The RBI lowered its policy repo rate by 25 basis points to 7.5 per cent, its second inter-meeting slash this year on the back of slowing inflation and a government commitment to fiscal discipline.

The rupee rose as much as 0.4 per cent to 61.650 per dollar, its strongest since Feb 4. Indian stocks hit a record high, while the 10-year benchmark bond yield fell.

That contrasted to recent weakness in other emerging Asian currencies such as the Chinese yuan and the Singapore dollar when central banks of those countries eased monetary policy.

"Rate cuts are positive for equities. India gets more inflows and that strengthens INR," said Sean Yokota, head of Asia strategy for Scandinavian bank SEB in Singapore.

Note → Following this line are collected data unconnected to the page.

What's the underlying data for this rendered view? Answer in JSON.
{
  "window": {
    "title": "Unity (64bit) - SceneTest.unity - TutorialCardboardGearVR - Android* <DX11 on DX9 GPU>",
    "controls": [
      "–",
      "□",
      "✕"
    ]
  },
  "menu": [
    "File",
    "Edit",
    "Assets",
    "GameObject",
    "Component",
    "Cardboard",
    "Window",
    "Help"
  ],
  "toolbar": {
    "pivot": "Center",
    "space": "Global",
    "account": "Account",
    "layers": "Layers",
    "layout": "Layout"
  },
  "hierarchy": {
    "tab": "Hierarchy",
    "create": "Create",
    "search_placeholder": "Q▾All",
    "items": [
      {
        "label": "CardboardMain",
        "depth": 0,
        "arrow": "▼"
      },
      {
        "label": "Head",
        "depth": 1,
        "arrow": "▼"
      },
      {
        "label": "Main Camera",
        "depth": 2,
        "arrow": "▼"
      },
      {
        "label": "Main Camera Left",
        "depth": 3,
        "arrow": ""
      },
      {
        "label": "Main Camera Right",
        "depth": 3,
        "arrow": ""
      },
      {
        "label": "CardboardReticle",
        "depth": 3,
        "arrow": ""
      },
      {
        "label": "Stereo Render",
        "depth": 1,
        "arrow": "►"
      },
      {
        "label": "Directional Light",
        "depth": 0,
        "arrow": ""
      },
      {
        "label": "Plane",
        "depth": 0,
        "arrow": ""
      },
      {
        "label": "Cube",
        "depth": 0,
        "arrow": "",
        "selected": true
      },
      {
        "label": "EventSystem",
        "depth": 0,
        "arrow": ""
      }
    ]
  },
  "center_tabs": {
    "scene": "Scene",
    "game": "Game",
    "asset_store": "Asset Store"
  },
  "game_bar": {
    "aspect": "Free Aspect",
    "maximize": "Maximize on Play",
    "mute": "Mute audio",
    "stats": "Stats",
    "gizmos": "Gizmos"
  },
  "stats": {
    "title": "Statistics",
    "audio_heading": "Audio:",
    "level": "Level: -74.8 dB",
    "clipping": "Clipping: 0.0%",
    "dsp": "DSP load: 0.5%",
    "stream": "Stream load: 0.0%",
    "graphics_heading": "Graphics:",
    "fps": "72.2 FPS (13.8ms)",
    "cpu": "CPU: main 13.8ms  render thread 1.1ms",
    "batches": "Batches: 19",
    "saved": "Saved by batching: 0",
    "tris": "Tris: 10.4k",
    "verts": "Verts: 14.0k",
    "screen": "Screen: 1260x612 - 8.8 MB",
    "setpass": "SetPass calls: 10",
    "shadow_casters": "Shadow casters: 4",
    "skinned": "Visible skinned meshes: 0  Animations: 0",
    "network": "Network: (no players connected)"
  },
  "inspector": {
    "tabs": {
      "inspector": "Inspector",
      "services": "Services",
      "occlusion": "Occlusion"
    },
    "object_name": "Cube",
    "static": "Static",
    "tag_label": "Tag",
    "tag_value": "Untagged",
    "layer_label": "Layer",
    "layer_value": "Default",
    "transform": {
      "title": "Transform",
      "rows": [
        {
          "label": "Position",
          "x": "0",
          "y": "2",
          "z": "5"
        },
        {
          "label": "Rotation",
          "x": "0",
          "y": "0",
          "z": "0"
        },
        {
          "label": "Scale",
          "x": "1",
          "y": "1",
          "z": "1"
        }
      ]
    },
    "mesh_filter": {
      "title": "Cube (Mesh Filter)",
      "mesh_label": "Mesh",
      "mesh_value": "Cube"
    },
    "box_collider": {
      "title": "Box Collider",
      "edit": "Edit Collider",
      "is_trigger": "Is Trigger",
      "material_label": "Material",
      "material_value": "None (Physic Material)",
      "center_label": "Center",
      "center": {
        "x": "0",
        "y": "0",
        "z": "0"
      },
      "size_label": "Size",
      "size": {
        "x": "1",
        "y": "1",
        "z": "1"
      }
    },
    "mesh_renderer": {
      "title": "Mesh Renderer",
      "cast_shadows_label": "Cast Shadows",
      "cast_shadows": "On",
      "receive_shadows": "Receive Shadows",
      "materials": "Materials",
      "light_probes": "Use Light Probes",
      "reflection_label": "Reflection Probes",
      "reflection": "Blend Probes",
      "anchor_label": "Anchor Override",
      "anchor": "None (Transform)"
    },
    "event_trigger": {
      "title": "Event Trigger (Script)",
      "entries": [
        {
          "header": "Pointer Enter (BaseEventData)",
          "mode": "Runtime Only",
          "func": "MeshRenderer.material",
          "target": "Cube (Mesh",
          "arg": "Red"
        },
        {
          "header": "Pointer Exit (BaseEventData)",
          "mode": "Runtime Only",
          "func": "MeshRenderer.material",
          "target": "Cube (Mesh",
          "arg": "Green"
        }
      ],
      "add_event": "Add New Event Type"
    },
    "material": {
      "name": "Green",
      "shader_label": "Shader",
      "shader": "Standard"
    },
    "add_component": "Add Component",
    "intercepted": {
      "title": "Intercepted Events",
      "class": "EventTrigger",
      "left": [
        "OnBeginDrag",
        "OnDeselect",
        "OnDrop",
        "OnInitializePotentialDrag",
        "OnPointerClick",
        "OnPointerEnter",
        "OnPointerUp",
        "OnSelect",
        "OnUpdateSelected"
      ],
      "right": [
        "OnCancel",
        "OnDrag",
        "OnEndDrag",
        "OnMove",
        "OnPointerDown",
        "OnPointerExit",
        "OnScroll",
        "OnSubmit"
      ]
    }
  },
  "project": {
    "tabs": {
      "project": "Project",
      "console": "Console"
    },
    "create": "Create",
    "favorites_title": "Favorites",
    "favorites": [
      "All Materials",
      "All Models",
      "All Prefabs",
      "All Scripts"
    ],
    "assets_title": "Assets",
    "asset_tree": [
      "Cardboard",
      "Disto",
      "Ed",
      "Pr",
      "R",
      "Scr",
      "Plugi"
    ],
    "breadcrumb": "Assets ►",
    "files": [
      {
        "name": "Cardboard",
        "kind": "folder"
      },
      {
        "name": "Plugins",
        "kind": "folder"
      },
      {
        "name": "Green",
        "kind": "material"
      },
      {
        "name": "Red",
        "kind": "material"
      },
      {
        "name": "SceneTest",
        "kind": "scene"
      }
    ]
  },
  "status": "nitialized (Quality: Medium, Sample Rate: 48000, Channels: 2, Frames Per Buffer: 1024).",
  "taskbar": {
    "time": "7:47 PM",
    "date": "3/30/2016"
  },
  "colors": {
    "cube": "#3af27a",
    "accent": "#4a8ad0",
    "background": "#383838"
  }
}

The rupee pared most of its earlier gains on caution over possible intervention by the central bank to restrain the best performing Asian currency so far this year.

The Indian currency has risen 1.9 per cent against the dollar so far this year, Thomson Reuters data showed, as hopes of economic reforms by Prime Minister Narendra Modi attracted foreign money.

Still, some analysts doubted further appreciation in the rupee.

"The RBI, in its monetary policy statement, highlighted that the INR 'has remained strong relative to peer countries', which, in our view, is clearly the key reason behind the inter-meeting surprise from a market impact perspective," said Andy Ji, Asian currency strategist for Commonwealth Bank of Australia in Singapore.

"The RBI appears to have adopted a weakening bias alongside a number of central banks. We expect USD/INR to trade higher from here."